In its forward planning, the government employs economic indices derived from the surplus values of the previous years to arrive at the expected revenue in taxes in the years to come. This aids the capitalistic governments in coming up with meaningful development plans for the economy. (Foley, 2015, p. 312)
Relative costs- an increase in costs will in most cases reduce the profits. This constitutes the labor costs, the cost of raw materials and the cost of rent. Take a case whereby a devaluation of the exchange rate increases the cost of imports and hence increasing costs to the companies who import the raw materials (Foley, 2015, p. 176).

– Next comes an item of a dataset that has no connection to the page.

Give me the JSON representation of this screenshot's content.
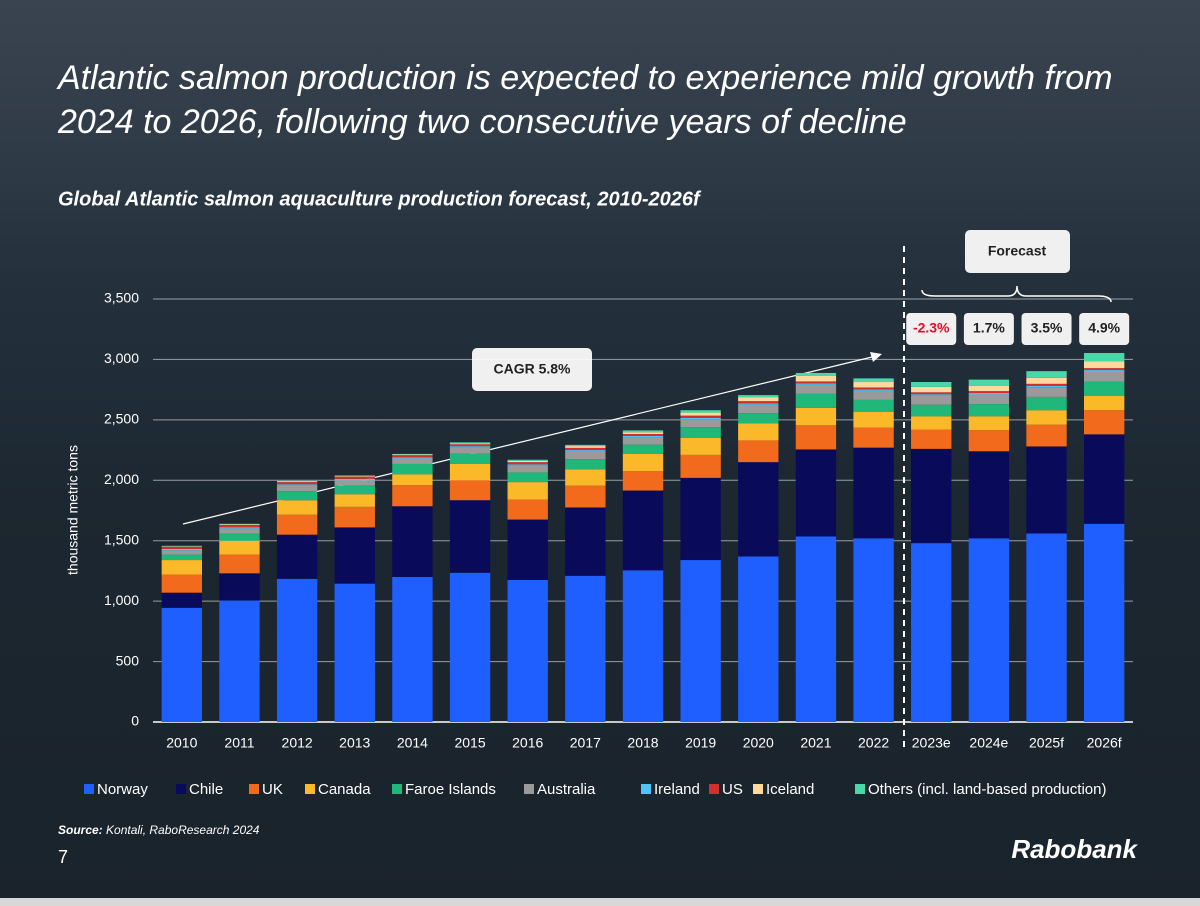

Management- successful management is very critical for the future growth and profitability of any firm. Poor management often lead to reduction in worker morale which then harms customer service and worker turnout (Gilpin, 2014, p. 172).
Objectives of a firm- not all business entities are profit oriented. Some simply seek to expand their market shares. In such a case, profits will be traded for a gain in the market share. (Lewis, 2014, p. 99).
Economies of scale-entities with high fixed costs will require high production in order to benefit from the economies of scale and also to do its production on the minimum efficient scale. If it fails to do this, the average cost will be too high and thus low profitability (Foley, 2015, p. 187).
The state of the economy- if the economy is doing good and there is a boom, the demand will increase and this would increase the average rate of profits. (Passiouras, 2015, p. 103)
The degree of competition- if a firm enjoys a monopoly power then there is little or no competition (Soros, 2015). The demand in this case becomes inelastic and therefore profits can be increased by increasing the prices. On the other hand, if the competition is stiff in the economy, the profits will be a bit low (Marx, 2015, p. 231). This is because consumers would only be purchasing from cheapest firms.
The concept of surplus in an economy has been an issue of discussion for quite sometime. For there to be prosperity in an economy, there should be balance between surplus and deficiency for the purposes balance in trade.